しかし、奇一族の栄華も長くは続かなかった。
奇一族が高麗王朝で政治を牛耳ることができたのは、元で奇皇后が権力を持っていたからなのだが、その元の国力か衰退していった。
こうなると、高麗王朝でも奇一族に対する不満が噴出した。その筆頭だったのが、31代王の恭愍王(コンミンワン)だった。
彼は復権の機会をうかがっていた。
すると、奇皇后の兄の奇轍(キ・チョル)は、恭愍王を排除しようと画策した。しかし、奇轍の行動は恭愍王にすっかりもれていた。
すかさず、恭愍王が先に動いた。
機先を制された奇轍は、反乱の汚名を着せられて絶命した。
奇皇后は激怒した。
彼女は大軍を組織して高麗王朝を攻めた。
だが、元の軍隊の弱体化を奇皇后は予想していなかった。奇皇后が送った軍は、恭愍王が指揮する高麗軍にあっさり負けてしまった。
もはや高麗王朝ですっかり影響力を失った奇皇后。それなのに、彼女はそのことを認めなかった。
奇皇后は元の皇帝のトゴン・テムルに強要して、我が子のアユルシリダラを皇帝に就けようとした。
トゴン・テムルは奇皇后を寵愛していたが、さすがに譲位を強く拒んだ。
こうした混乱の中で、元の朝廷も内紛状態に陥ってしまった。
1364年には奇皇后に歯向かう勢力がクーデターを起こし、首都が占領されて奇皇后も捕虜となった。
このときは穏健派の調停によって、奇皇后もようやく解放されたが、権力の凋落は明らかだった。
落ち目の奇皇后だったが、事態が急転した。
トゴン・テムルの正室だったバヤン・フトゥクが亡くなり、側室だった奇皇后が念願の皇后になった。
それは、つかのまの皇后であった。
すでに、中国の各地で漢民族による反乱が勢いを増し、1368年には新たに「明」が建国された。
元は明の怒濤の攻撃を防ぎきれず、皇室がモンゴル高原まで逃げて、そこで新たに「北元」を名乗った。

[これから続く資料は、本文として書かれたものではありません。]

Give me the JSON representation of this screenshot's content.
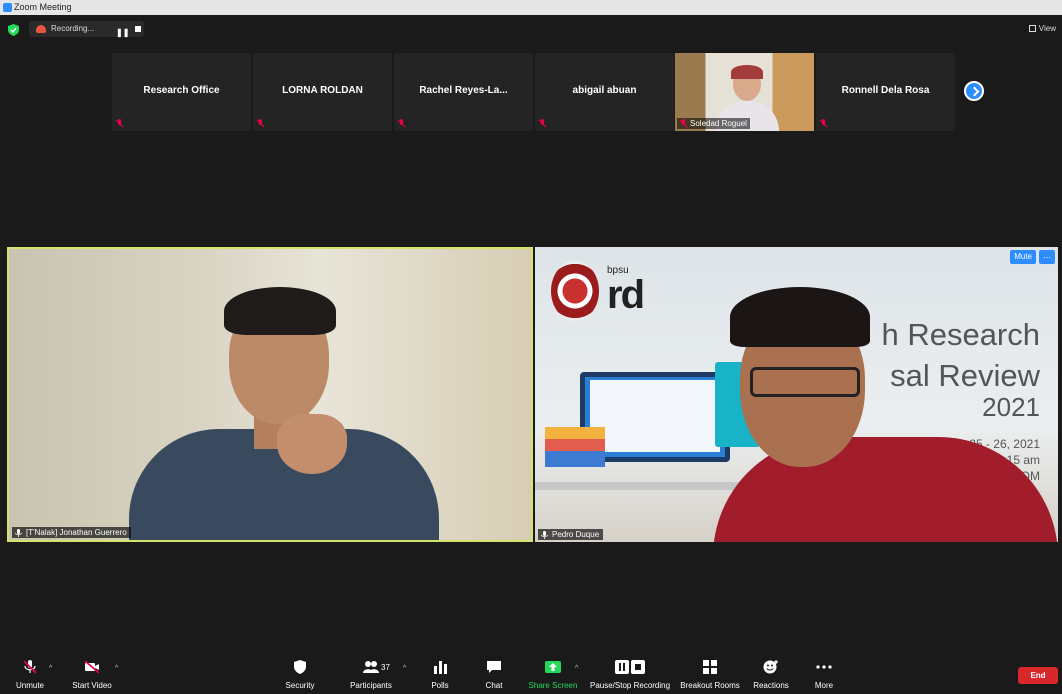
{
  "window": {
    "title": "Zoom Meeting"
  },
  "topbar": {
    "recording_label": "Recording...",
    "view_label": "View"
  },
  "strip": {
    "participants": [
      {
        "name": "Research Office"
      },
      {
        "name": "LORNA ROLDAN"
      },
      {
        "name": "Rachel  Reyes-La..."
      },
      {
        "name": "abigail abuan"
      },
      {
        "name": "Soledad Roguel"
      },
      {
        "name": "Ronnell Dela Rosa"
      }
    ]
  },
  "videos": {
    "left": {
      "name": "[T'Nalak] Jonathan Guerrero"
    },
    "right": {
      "name": "Pedro Duque",
      "mute_label": "Mute",
      "more_label": "...",
      "slide": {
        "logo_small": "bpsu",
        "logo_big": "rd",
        "line1": "h Research",
        "line2": "sal Review",
        "line3": "2021",
        "date": "August 25 - 26, 2021",
        "time": "8:15 am",
        "venue": "a ZOOM"
      }
    }
  },
  "toolbar": {
    "unmute": "Unmute",
    "start_video": "Start Video",
    "security": "Security",
    "participants": "Participants",
    "participants_count": "37",
    "polls": "Polls",
    "chat": "Chat",
    "share_screen": "Share Screen",
    "pause_recording": "Pause/Stop Recording",
    "breakout_rooms": "Breakout Rooms",
    "reactions": "Reactions",
    "more": "More",
    "end": "End"
  },
  "colors": {
    "accent": "#2d8cff",
    "share_green": "#23d959",
    "end_red": "#d9282c",
    "active_speaker": "#d5e36d"
  }
}
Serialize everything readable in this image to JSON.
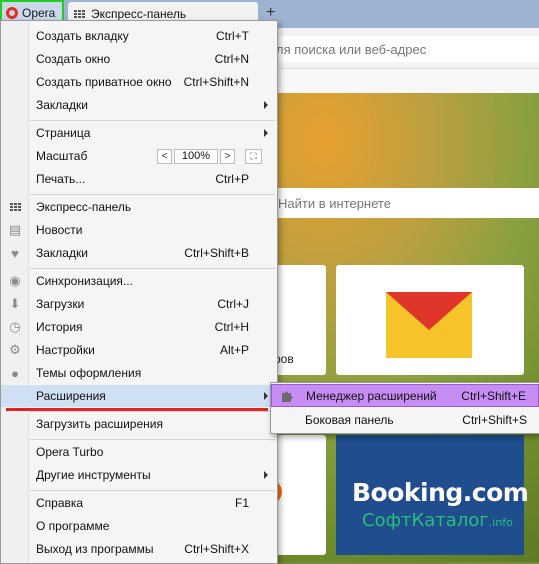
{
  "browser": {
    "menu_button_label": "Opera",
    "tab_title": "Экспресс-панель",
    "new_tab_symbol": "+",
    "address_placeholder": "ля поиска или веб-адрес",
    "page_search_placeholder": "Найти в интернете",
    "tile_label_partial": "ров",
    "booking_logo": "Booking.com",
    "watermark_main": "СофтКаталог",
    "watermark_suffix": ".info"
  },
  "colors": {
    "opera_red": "#e03020",
    "highlight_border": "#22cc22",
    "submenu_highlight": "#c68ef5",
    "menu_highlight": "#cfe0f3",
    "underline_red": "#e02424",
    "booking_blue": "#1f4d8e"
  },
  "main_menu": {
    "items": [
      {
        "label": "Создать вкладку",
        "shortcut": "Ctrl+T"
      },
      {
        "label": "Создать окно",
        "shortcut": "Ctrl+N"
      },
      {
        "label": "Создать приватное окно",
        "shortcut": "Ctrl+Shift+N"
      },
      {
        "label": "Закладки",
        "shortcut": "",
        "submenu": true
      },
      {
        "label": "Страница",
        "shortcut": "",
        "submenu": true
      },
      {
        "label": "Масштаб",
        "shortcut": ""
      },
      {
        "label": "Печать...",
        "shortcut": "Ctrl+P"
      },
      {
        "label": "Экспресс-панель",
        "shortcut": "",
        "icon": "grid-icon"
      },
      {
        "label": "Новости",
        "shortcut": "",
        "icon": "news-icon"
      },
      {
        "label": "Закладки",
        "shortcut": "Ctrl+Shift+B",
        "icon": "heart-icon"
      },
      {
        "label": "Синхронизация...",
        "shortcut": "",
        "icon": "user-sync-icon"
      },
      {
        "label": "Загрузки",
        "shortcut": "Ctrl+J",
        "icon": "download-icon"
      },
      {
        "label": "История",
        "shortcut": "Ctrl+H",
        "icon": "clock-icon"
      },
      {
        "label": "Настройки",
        "shortcut": "Alt+P",
        "icon": "gear-icon"
      },
      {
        "label": "Темы оформления",
        "shortcut": "",
        "icon": "drop-icon"
      },
      {
        "label": "Расширения",
        "shortcut": "",
        "submenu": true,
        "highlighted": true
      },
      {
        "label": "Загрузить расширения",
        "shortcut": ""
      },
      {
        "label": "Opera Turbo",
        "shortcut": ""
      },
      {
        "label": "Другие инструменты",
        "shortcut": "",
        "submenu": true
      },
      {
        "label": "Справка",
        "shortcut": "F1"
      },
      {
        "label": "О программе",
        "shortcut": ""
      },
      {
        "label": "Выход из программы",
        "shortcut": "Ctrl+Shift+X"
      }
    ],
    "zoom": {
      "value": "100%",
      "decrease": "<",
      "increase": ">",
      "fullscreen": "⛶"
    }
  },
  "extensions_submenu": {
    "items": [
      {
        "label": "Менеджер расширений",
        "shortcut": "Ctrl+Shift+E",
        "highlighted": true,
        "icon": "puzzle-icon"
      },
      {
        "label": "Боковая панель",
        "shortcut": "Ctrl+Shift+S"
      }
    ]
  }
}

この北元の皇帝となったのが奇皇后の息子のアユルシリダラだ。
すでにトゴン・テムルは逃避行の際に命を落としていた。
「息子が皇帝になる」
悲願を成就した奇皇后はどうなったのか。
彼女もまた、元が逃げたときに行方がわからなくなっていた。
果たして、奇皇后の最期はどのようなものだったのか。
歴史上から彼女の存在が抹殺されてしまった。